What I know about the market portfolio is the following:
1) it is the portfolio of all the risky assets available in the market with weights equal to the proportion of their market capitalisation.
2) it is the point at which the ray from the risk free asset is tangent to the efficient frontier.
3) it is the point on the efficient frontier so that the slope of the CAL or the sharpe ratio (Rm-Rf)/σm is maximum.
But I don't know how to express the market portfolio mathematically. So it will be great if someone can please help.
HI @sumitmaan19 Three of my videos in our recent P1.T1. playlist might be helpful, esp T1-8 and T1-9. Your (1) is consistent with the definition given by Elton: "First, we have shown that, under the assumptions of the CAPM, the only portfolio of risky assets that any investor will own is the market portfolio. Recall that the market portfolio is a portfolio in which the fraction invested in any asset is equal to the market value of that asset divided by the market value of all risky assets." [Elton, Edwin J.; Gruber, Martin J.; Brown, Stephen J.; Goetzmann, William N.. Modern Portfolio Theory and Investment Analysis, 9th Edition (Page 302). Wiley. Kindle Edition.] ... but that's a description of the market portfolio in equilibrium. In practice, I think we treat its solution as an optimization problem, knowing that we are merely approximating because whatever is our set of investable assets is not the whole market. In the XLS for these, I actually assume a two-asset universe (ridiculously unrealistic)! How to i then define the market portfolio? I solve for the portfolio with the highest Sharpe ratio consistent with your #3 (because the assumptions are returns, volatilities and correlations -- prices do not enter this optimization approach, as opposed to the price-based description under equilibrium); this can be done for a large matrix of n assets. So, in my ridiculously unrealistic 2-asset world the mathematical solution to the market portfolio is a highest-Sharpe-ratio optimization problem, for which I recently found the analytical solution (via Mathematica), see here https://www.bionicturtle.com/forum/threads/market-portfolio-and-derivative-of-weight.9919/post-45560 I hope that's a bit of clarity!

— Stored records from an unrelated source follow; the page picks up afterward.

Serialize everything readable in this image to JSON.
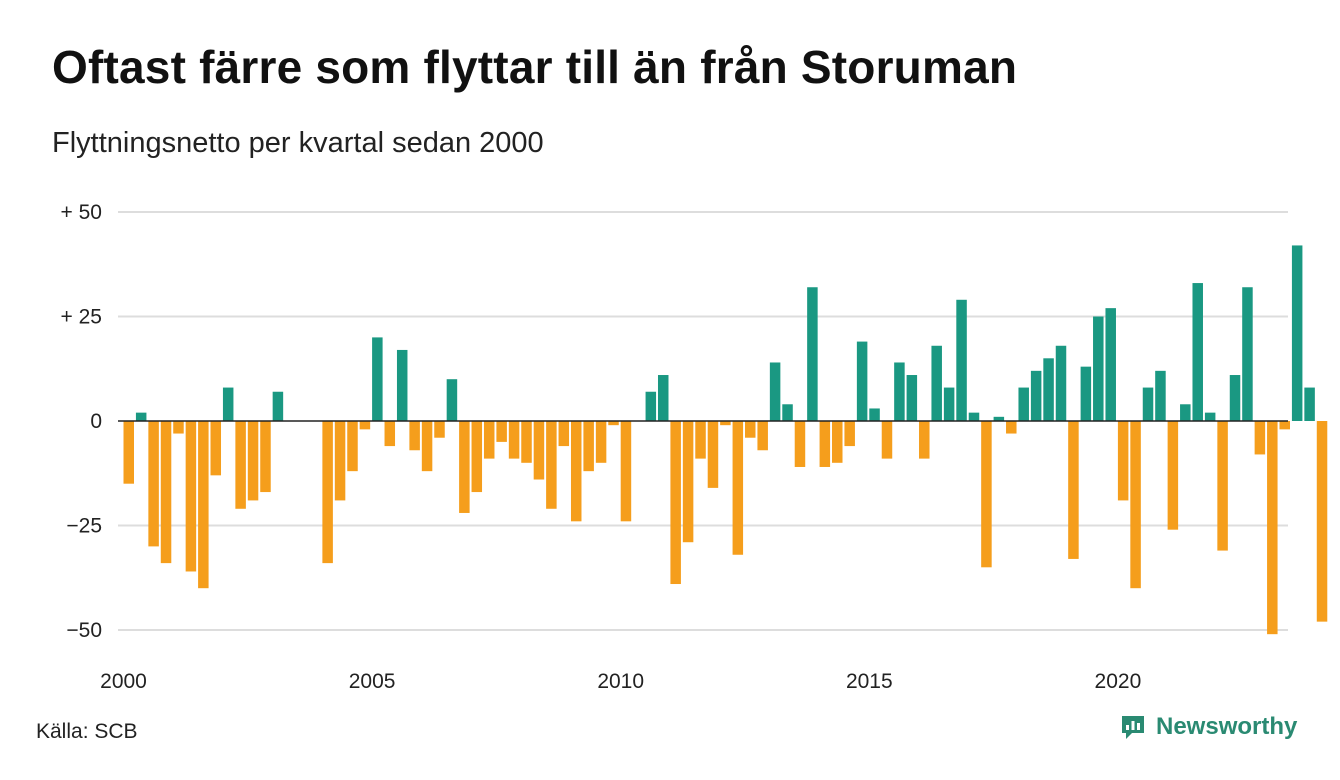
{
  "title": "Oftast färre som flyttar till än från Storuman",
  "subtitle": "Flyttningsnetto per kvartal sedan 2000",
  "source": "Källa: SCB",
  "brand": {
    "name": "Newsworthy",
    "icon": "newsworthy-logo-icon",
    "color": "#2a8a72"
  },
  "colors": {
    "positive": "#1a9882",
    "negative": "#f59e1c",
    "grid": "#dddddd"
  },
  "chart_data": {
    "type": "bar",
    "grid": true,
    "ylim": [
      -55,
      50
    ],
    "y_ticks": [
      {
        "value": 50,
        "label": "+ 50"
      },
      {
        "value": 25,
        "label": "+ 25"
      },
      {
        "value": 0,
        "label": "0"
      },
      {
        "value": -25,
        "label": "−25"
      },
      {
        "value": -50,
        "label": "−50"
      }
    ],
    "x_ticks": [
      {
        "value": 2000,
        "label": "2000"
      },
      {
        "value": 2005,
        "label": "2005"
      },
      {
        "value": 2010,
        "label": "2010"
      },
      {
        "value": 2015,
        "label": "2015"
      },
      {
        "value": 2020,
        "label": "2020"
      }
    ],
    "start": {
      "year": 2000,
      "quarter": 1
    },
    "values": [
      -15,
      2,
      -30,
      -34,
      -3,
      -36,
      -40,
      -13,
      8,
      -21,
      -19,
      -17,
      7,
      0,
      0,
      0,
      -34,
      -19,
      -12,
      -2,
      20,
      -6,
      17,
      -7,
      -12,
      -4,
      10,
      -22,
      -17,
      -9,
      -5,
      -9,
      -10,
      -14,
      -21,
      -6,
      -24,
      -12,
      -10,
      -1,
      -24,
      0,
      7,
      11,
      -39,
      -29,
      -9,
      -16,
      -1,
      -32,
      -4,
      -7,
      14,
      4,
      -11,
      32,
      -11,
      -10,
      -6,
      19,
      3,
      -9,
      14,
      11,
      -9,
      18,
      8,
      29,
      2,
      -35,
      1,
      -3,
      8,
      12,
      15,
      18,
      -33,
      13,
      25,
      27,
      -19,
      -40,
      8,
      12,
      -26,
      4,
      33,
      2,
      -31,
      11,
      32,
      -8,
      -51,
      -2,
      42,
      8,
      -48
    ]
  }
}
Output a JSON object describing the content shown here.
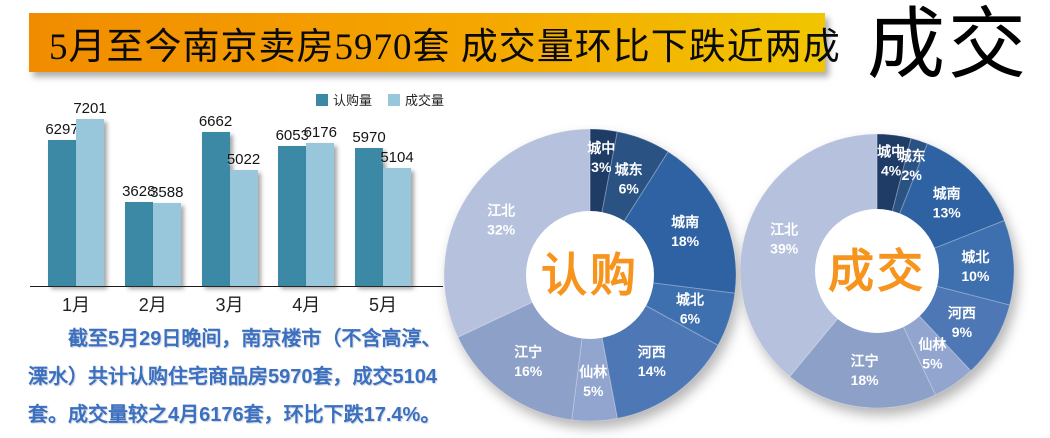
{
  "banner": {
    "title": "5月至今南京卖房5970套 成交量环比下跌近两成",
    "bg_gradient": [
      "#F18C00",
      "#F1C500"
    ],
    "text_color": "#0a0a0a"
  },
  "watermark": {
    "text": "成交"
  },
  "summary": {
    "text": "截至5月29日晚间，南京楼市（不含高淳、溧水）共计认购住宅商品房5970套，成交5104套。成交量较之4月6176套，环比下跌17.4%。",
    "color": "#3B6FC0"
  },
  "chart_data": [
    {
      "id": "monthly-bar-chart",
      "type": "bar",
      "categories": [
        "1月",
        "2月",
        "3月",
        "4月",
        "5月"
      ],
      "series": [
        {
          "name": "认购量",
          "color": "#3C89A6",
          "values": [
            6297,
            3628,
            6662,
            6053,
            5970
          ]
        },
        {
          "name": "成交量",
          "color": "#98C6DA",
          "values": [
            7201,
            3588,
            5022,
            6176,
            5104
          ]
        }
      ],
      "ylim": [
        0,
        7201
      ],
      "grid": false,
      "legend_position": "top-right",
      "value_labels": true
    },
    {
      "id": "rengou-donut",
      "type": "pie",
      "title": "认购",
      "title_color": "#F7941D",
      "labels": [
        "城中",
        "城东",
        "城南",
        "城北",
        "河西",
        "仙林",
        "江宁",
        "江北"
      ],
      "values": [
        3,
        6,
        18,
        6,
        14,
        5,
        16,
        32
      ],
      "unit": "%",
      "colors": [
        "#1F3C66",
        "#2A5384",
        "#2E62A2",
        "#3E6FAF",
        "#4E77B6",
        "#92A5CF",
        "#8DA0C8",
        "#B6C1DD"
      ],
      "label_color": "#FFFFFF",
      "start_angle_deg": 0,
      "direction": "clockwise"
    },
    {
      "id": "chengjiao-donut",
      "type": "pie",
      "title": "成交",
      "title_color": "#F7941D",
      "labels": [
        "城中",
        "城东",
        "城南",
        "城北",
        "河西",
        "仙林",
        "江宁",
        "江北"
      ],
      "values": [
        4,
        2,
        13,
        10,
        9,
        5,
        18,
        39
      ],
      "unit": "%",
      "colors": [
        "#1F3C66",
        "#2A5384",
        "#2E62A2",
        "#3E6FAF",
        "#4E77B6",
        "#92A5CF",
        "#8DA0C8",
        "#B6C1DD"
      ],
      "label_color": "#FFFFFF",
      "start_angle_deg": 0,
      "direction": "clockwise"
    }
  ]
}
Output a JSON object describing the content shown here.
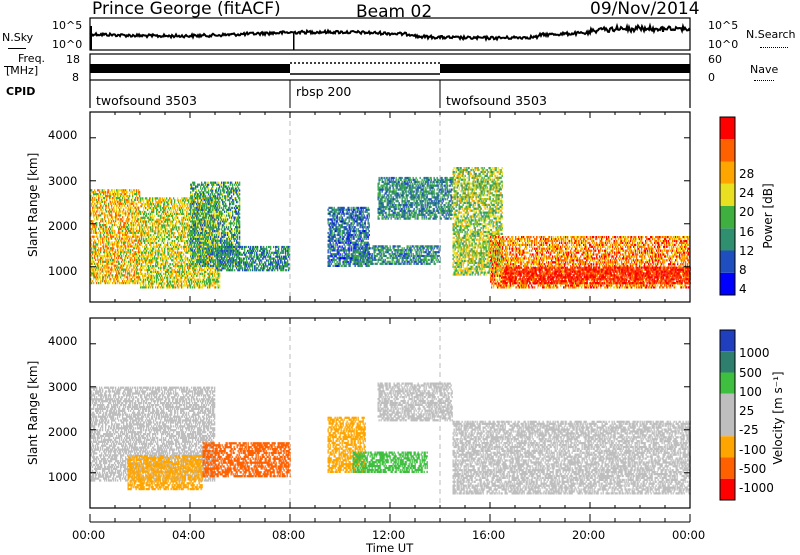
{
  "header": {
    "station": "Prince George (fitACF)",
    "beam": "Beam 02",
    "date": "09/Nov/2014"
  },
  "status_panels": {
    "nsky_label": "N.Sky",
    "nsky_ticks": [
      "10^5",
      "10^0"
    ],
    "nsearch_label": "N.Search",
    "nsearch_ticks": [
      "10^5",
      "10^0"
    ],
    "freq_label_1": "Freq.",
    "freq_label_2": "[MHz]",
    "freq_ticks": [
      "18",
      "8"
    ],
    "nave_label": "Nave",
    "nave_ticks": [
      "60",
      "0"
    ],
    "cpid_label": "CPID",
    "modes": [
      {
        "name": "twofsound 3503",
        "start_hour": 0,
        "end_hour": 8.0
      },
      {
        "name": "rbsp 200",
        "start_hour": 8.0,
        "end_hour": 14.0
      },
      {
        "name": "twofsound 3503",
        "start_hour": 14.0,
        "end_hour": 24.0
      }
    ]
  },
  "power_panel": {
    "ylabel": "Slant Range [km]",
    "yticks": [
      "4000",
      "3000",
      "2000",
      "1000"
    ],
    "colorbar_label": "Power [dB]",
    "colorbar_ticks": [
      "28",
      "24",
      "20",
      "16",
      "12",
      "8",
      "4"
    ],
    "colors": [
      "#0000ff",
      "#1f4fbf",
      "#2f8f6f",
      "#3fb03f",
      "#e8e020",
      "#ffa500",
      "#ff6000",
      "#ff0000"
    ]
  },
  "velocity_panel": {
    "ylabel": "Slant Range [km]",
    "yticks": [
      "4000",
      "3000",
      "2000",
      "1000"
    ],
    "colorbar_label": "Velocity [m s⁻¹]",
    "colorbar_ticks": [
      "1000",
      "500",
      "100",
      "25",
      "-25",
      "-100",
      "-500",
      "-1000"
    ],
    "colors": [
      "#1f3fbf",
      "#2f7f6f",
      "#3fbf3f",
      "#bebebe",
      "#bebebe",
      "#ffa500",
      "#ff6000",
      "#ff0000"
    ]
  },
  "x_axis": {
    "label": "Time UT",
    "ticks": [
      "00:00",
      "04:00",
      "08:00",
      "12:00",
      "16:00",
      "20:00",
      "00:00"
    ]
  },
  "chart_data": {
    "type": "heatmap",
    "x_range_hours": [
      0,
      24
    ],
    "y_range_km": [
      180,
      4600
    ],
    "mode_boundaries_hours": [
      8.0,
      14.0
    ],
    "power_echo_regions": [
      {
        "t_start": 0.0,
        "t_end": 2.0,
        "r_start": 600,
        "r_end": 2800,
        "power_db": 20
      },
      {
        "t_start": 2.0,
        "t_end": 5.2,
        "r_start": 500,
        "r_end": 2600,
        "power_db": 18
      },
      {
        "t_start": 4.0,
        "t_end": 6.0,
        "r_start": 1000,
        "r_end": 3000,
        "power_db": 12
      },
      {
        "t_start": 5.0,
        "t_end": 8.0,
        "r_start": 900,
        "r_end": 1500,
        "power_db": 10
      },
      {
        "t_start": 9.5,
        "t_end": 11.2,
        "r_start": 1000,
        "r_end": 2400,
        "power_db": 8
      },
      {
        "t_start": 10.5,
        "t_end": 14.0,
        "r_start": 1050,
        "r_end": 1500,
        "power_db": 10
      },
      {
        "t_start": 11.5,
        "t_end": 14.5,
        "r_start": 2100,
        "r_end": 3100,
        "power_db": 10
      },
      {
        "t_start": 14.5,
        "t_end": 16.5,
        "r_start": 800,
        "r_end": 3300,
        "power_db": 16
      },
      {
        "t_start": 16.0,
        "t_end": 24.0,
        "r_start": 500,
        "r_end": 1700,
        "power_db": 24
      },
      {
        "t_start": 16.5,
        "t_end": 24.0,
        "r_start": 600,
        "r_end": 1000,
        "power_db": 30
      }
    ],
    "velocity_echo_regions": [
      {
        "t_start": 0.0,
        "t_end": 5.0,
        "r_start": 800,
        "r_end": 3000,
        "velocity": 0
      },
      {
        "t_start": 1.5,
        "t_end": 4.5,
        "r_start": 600,
        "r_end": 1400,
        "velocity": -150
      },
      {
        "t_start": 4.5,
        "t_end": 8.0,
        "r_start": 900,
        "r_end": 1700,
        "velocity": -450
      },
      {
        "t_start": 9.5,
        "t_end": 11.0,
        "r_start": 1000,
        "r_end": 2300,
        "velocity": -200
      },
      {
        "t_start": 10.5,
        "t_end": 13.5,
        "r_start": 1000,
        "r_end": 1500,
        "velocity": 150
      },
      {
        "t_start": 11.5,
        "t_end": 14.5,
        "r_start": 2200,
        "r_end": 3100,
        "velocity": 0
      },
      {
        "t_start": 14.5,
        "t_end": 24.0,
        "r_start": 500,
        "r_end": 2200,
        "velocity": 0
      }
    ]
  }
}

Thanks for the detailed response and that definitely was really helpful particularly the maths. So, theoretically the market portfolio is a portfolio on the efficient frontier in which the fraction invested in any asset is equal to the market value of that asset divided by the market value of all risky assets (or our approximated set of investable assets) and the CML passes through it when we add the risk free asset in the scenario. But mathematically it can simply be considered as an optimization problem (with the assumptions of returns, volatilities and correlations) and solving for the weights for the maximum Sharpe ratio.